More than 12,000 miles of rivers has been classified under this important legislation for their outstanding scenic, recreational, geological, natural, historic or cultural values.
While 12,000 miles sounds impressive, one must keep in mind for every mile of protected river there are 50 miles of American rivers altered and impounded by 75,000 dams throughout the country. Nearly 20 percent of all rivers in America are affected by dams, to say nothing of poor water quality. The Wild and Scenic Rivers Act protects roughly a quarter of one percent of America’s river resources.
Still, Potomac Riverkeeper, Dean Naujoks calls the Wild and Scenic Rivers program “amazing” for what it has done to preserve and protect from development the very best of America’s wild rivers.
Considered in concert with a wave of environmental legislation, including the Clean Air Act (1963), the Wilderness Act (1964), the Clean Water Act (1972), which began as an amendment of the 1948 Water Pollution Control Act, the Wild and Scenic Rivers Act has made a real difference,” Naujoks tells me. “If I want to take my daughter on a multi-day rafting trip any time in the future, I know the Rogue River is there, and it’s just one of many where this kind of activity is possible.

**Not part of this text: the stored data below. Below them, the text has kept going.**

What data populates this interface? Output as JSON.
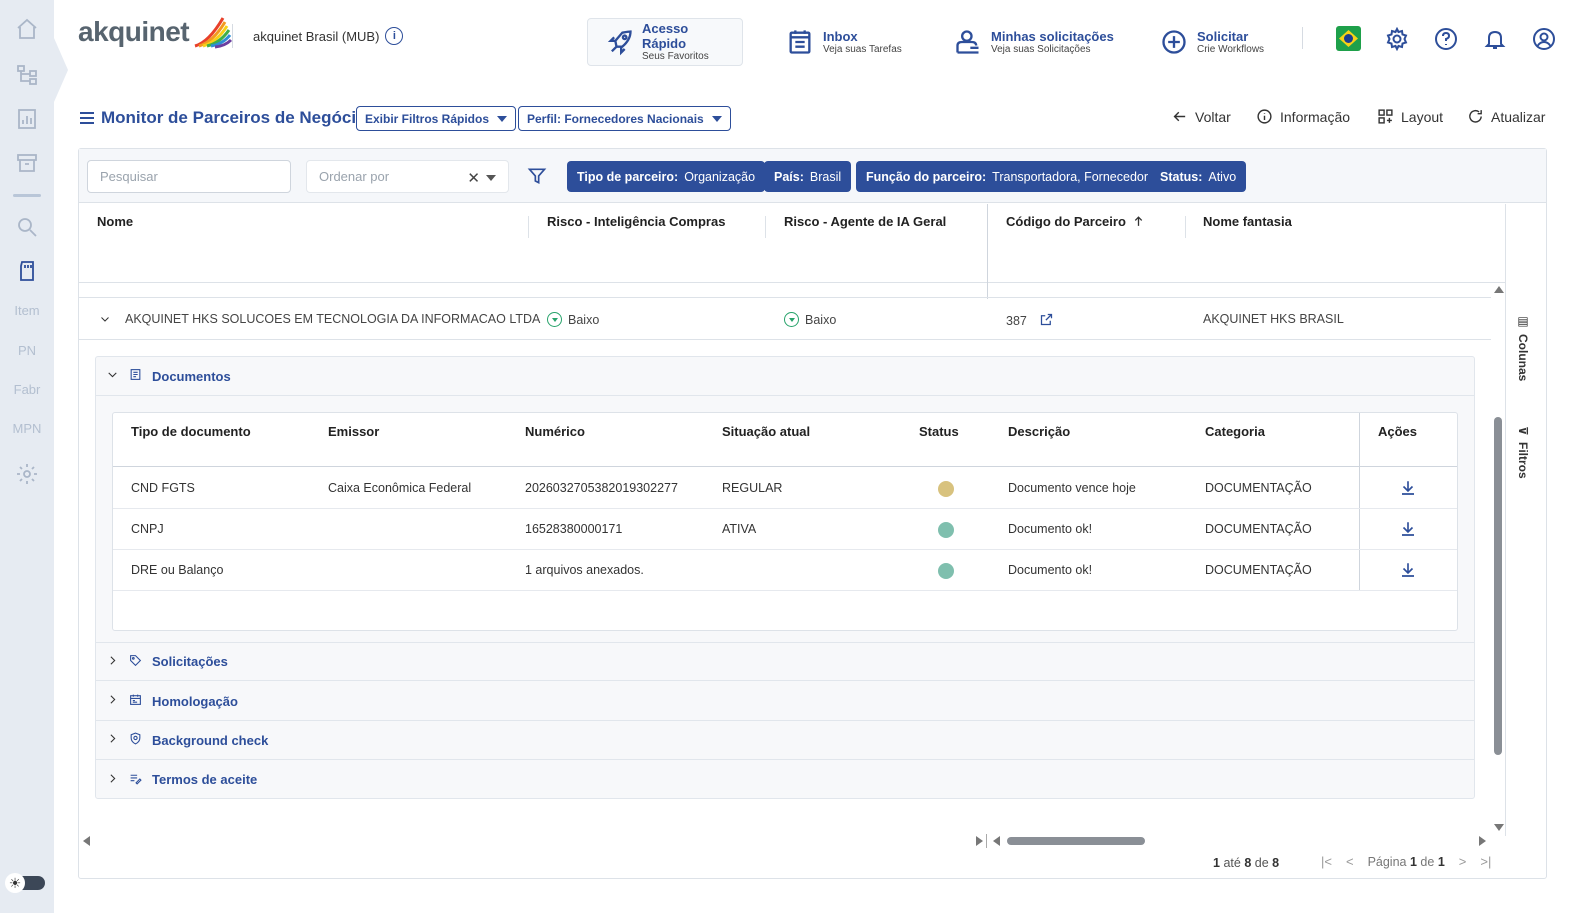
{
  "sidebar": {
    "items": [
      {
        "name": "home-icon"
      },
      {
        "name": "hierarchy-icon"
      },
      {
        "name": "report-icon"
      },
      {
        "name": "archive-icon"
      },
      {
        "name": "search-icon"
      },
      {
        "name": "sd-card-icon"
      }
    ],
    "text_items": [
      "Item",
      "PN",
      "Fabr",
      "MPN"
    ]
  },
  "header": {
    "logo_text": "akquinet",
    "company": "akquinet Brasil (MUB)",
    "actions": [
      {
        "title": "Acesso Rápido",
        "subtitle": "Seus Favoritos"
      },
      {
        "title": "Inbox",
        "subtitle": "Veja suas Tarefas"
      },
      {
        "title": "Minhas solicitações",
        "subtitle": "Veja suas Solicitações"
      },
      {
        "title": "Solicitar",
        "subtitle": "Crie Workflows"
      }
    ]
  },
  "toolbar": {
    "title": "Monitor de Parceiros de Negócio",
    "quick_filters_label": "Exibir Filtros Rápidos",
    "profile_label": "Perfil: Fornecedores Nacionais",
    "back_label": "Voltar",
    "info_label": "Informação",
    "layout_label": "Layout",
    "refresh_label": "Atualizar"
  },
  "filters": {
    "search_placeholder": "Pesquisar",
    "order_placeholder": "Ordenar por",
    "chips": [
      {
        "key": "Tipo de parceiro:",
        "value": "Organização"
      },
      {
        "key": "País:",
        "value": "Brasil"
      },
      {
        "key": "Função do parceiro:",
        "value": "Transportadora, Fornecedor"
      },
      {
        "key": "Status:",
        "value": "Ativo"
      }
    ]
  },
  "columns": {
    "nome": "Nome",
    "risco_compras": "Risco - Inteligência Compras",
    "risco_ia": "Risco - Agente de IA Geral",
    "codigo": "Código do Parceiro",
    "fantasia": "Nome fantasia"
  },
  "side_panel": {
    "columns_label": "Colunas",
    "filters_label": "Filtros"
  },
  "row": {
    "nome": "AKQUINET HKS SOLUCOES EM TECNOLOGIA DA INFORMACAO LTDA",
    "risco_compras": "Baixo",
    "risco_ia": "Baixo",
    "codigo": "387",
    "fantasia": "AKQUINET HKS BRASIL"
  },
  "detail": {
    "sections": [
      "Documentos",
      "Solicitações",
      "Homologação",
      "Background check",
      "Termos de aceite"
    ],
    "doc_columns": {
      "tipo": "Tipo de documento",
      "emissor": "Emissor",
      "numerico": "Numérico",
      "situacao": "Situação atual",
      "status": "Status",
      "descricao": "Descrição",
      "categoria": "Categoria",
      "acoes": "Ações"
    },
    "docs": [
      {
        "tipo": "CND FGTS",
        "emissor": "Caixa Econômica Federal",
        "numerico": "2026032705382019302277",
        "situacao": "REGULAR",
        "status_color": "#d8c27e",
        "descricao": "Documento vence hoje",
        "categoria": "DOCUMENTAÇÃO"
      },
      {
        "tipo": "CNPJ",
        "emissor": "",
        "numerico": "16528380000171",
        "situacao": "ATIVA",
        "status_color": "#7fbfae",
        "descricao": "Documento ok!",
        "categoria": "DOCUMENTAÇÃO"
      },
      {
        "tipo": "DRE ou Balanço",
        "emissor": "",
        "numerico": "1 arquivos anexados.",
        "situacao": "",
        "status_color": "#7fbfae",
        "descricao": "Documento ok!",
        "categoria": "DOCUMENTAÇÃO"
      }
    ]
  },
  "pager": {
    "from": "1",
    "to_word": "até",
    "to": "8",
    "of_word": "de",
    "total": "8",
    "page_word": "Página",
    "page": "1",
    "pages_of": "de",
    "pages": "1"
  }
}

In Canada, the situation is equally hopeful and hopeless. In the same post-Apollo push to do better environmentally, governments at all levels became more informed, aware and statutorily proactive about human impact and environmental degradation. Outdoor and environmental education centers popped up all over the country. And the Canadian Wild Rivers Survey (1971-1973) led to the genesis of the Canadian Heritage Rivers System, which was finally established in 1984.
The Canadian Heritage Rivers System now includes parts of 40 rivers in all territories and provinces, except Quebec. However, in a nation of rivers from coast to coast to coast, involving hundreds of thousands of miles of waterways, the Canadian Heritage Rivers System stewards a scant 7,500 miles.

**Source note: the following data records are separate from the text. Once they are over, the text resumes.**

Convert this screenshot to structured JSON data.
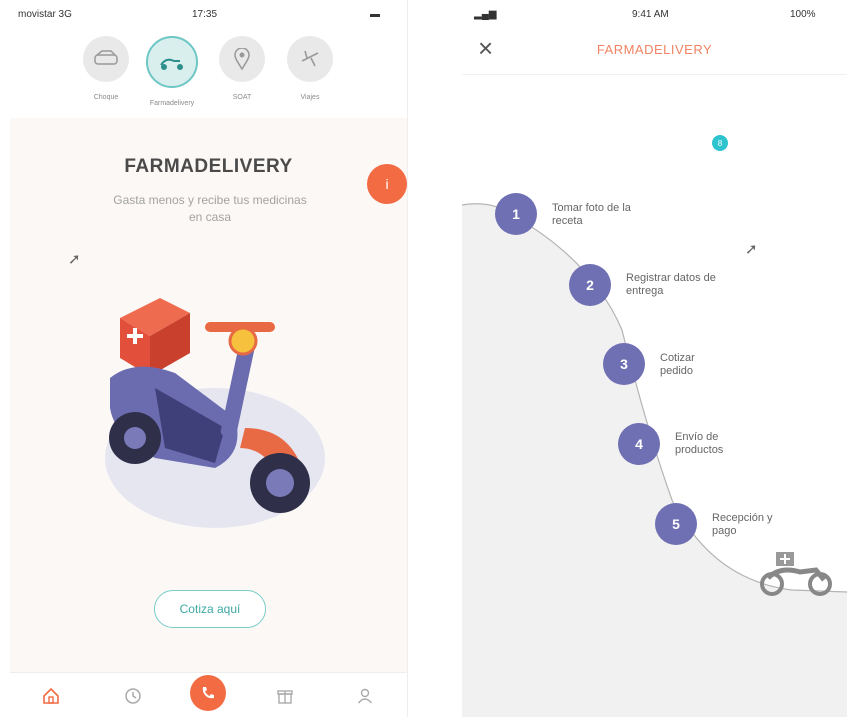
{
  "left": {
    "status": {
      "carrier": "movistar 3G",
      "time": "17:35"
    },
    "categories": [
      {
        "label": "Choque",
        "icon": "car-crash-icon"
      },
      {
        "label": "Farmadelivery",
        "icon": "scooter-icon"
      },
      {
        "label": "SOAT",
        "icon": "location-pin-icon"
      },
      {
        "label": "Viajes",
        "icon": "airplane-icon"
      }
    ],
    "title": "FARMADELIVERY",
    "subtitle": "Gasta menos y recibe tus medicinas en casa",
    "cta_label": "Cotiza aquí",
    "info_glyph": "i",
    "tabs": [
      "home-icon",
      "history-icon",
      "phone-icon",
      "gift-icon",
      "user-icon"
    ]
  },
  "right": {
    "status": {
      "time": "9:41 AM",
      "battery": "100%"
    },
    "title": "FARMADELIVERY",
    "close_glyph": "×",
    "badge": "8",
    "steps": [
      {
        "num": "1",
        "text": "Tomar foto de la receta"
      },
      {
        "num": "2",
        "text": "Registrar datos de entrega"
      },
      {
        "num": "3",
        "text": "Cotizar pedido"
      },
      {
        "num": "4",
        "text": "Envío de productos"
      },
      {
        "num": "5",
        "text": "Recepción y pago"
      }
    ]
  },
  "colors": {
    "accent": "#f26b43",
    "teal": "#6ec7c4",
    "step_purple": "#6f6fb3",
    "scooter_body": "#6b6bb0",
    "box_red": "#e2503b"
  }
}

Whether or not we might consider these statistics evidence of success in literal terms, the nomination and designation process of both the Wild and Scenic Rivers program in the United States and the Heritage River System in Canada have compelled water managers and the public in all of these jurisdictions to come together to talk, to negotiate, to work collaboratively on workable management plans.

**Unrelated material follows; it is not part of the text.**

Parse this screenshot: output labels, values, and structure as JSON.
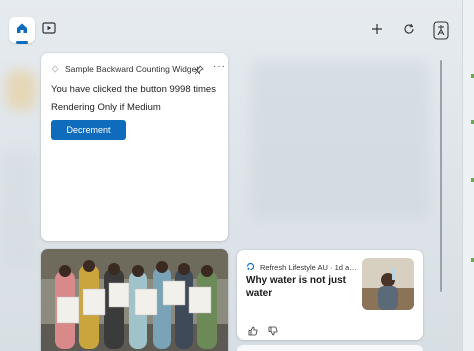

The two programs have lead to the identification and protection of what many have referred to as the world’s ultimate commons—our rivers.
And, in doing so, even with narrow corridors of protection and concern, the advocates who have participated in these processes over the last 50 years have moved rivers closer to the heart of human environmental consciousness.
In 1968, the concept of global warming was nowhere near the public agenda. Anthropogenic climate change would take another three or four decades to work its way into political consciousness. As planners, lawmakers and ordinary citizens contemplate all of the consequences and complications of a world inextricably altered by progress, it is rivers, the nourishing blue lines on Spaceship Earth, which are the point of tangible connection to the non-human world.
Fifty years on, the creation of the Wild and Scenic Rivers Act can be seen, however incidental and seemingly insignificant when weighed against the millions of tons of concrete poured by the U.S. Army Corp of Engineers, as a sovereignly worthy start.
James Raffan is an explorer, recovering academic and former executive director of the Canadian Canoe Museum. The Ottawa River received designation as a Canadian Heritage River in 2016. Twelve more American rivers are currently under review for inclusion in the Wild and Scenic Rivers Act.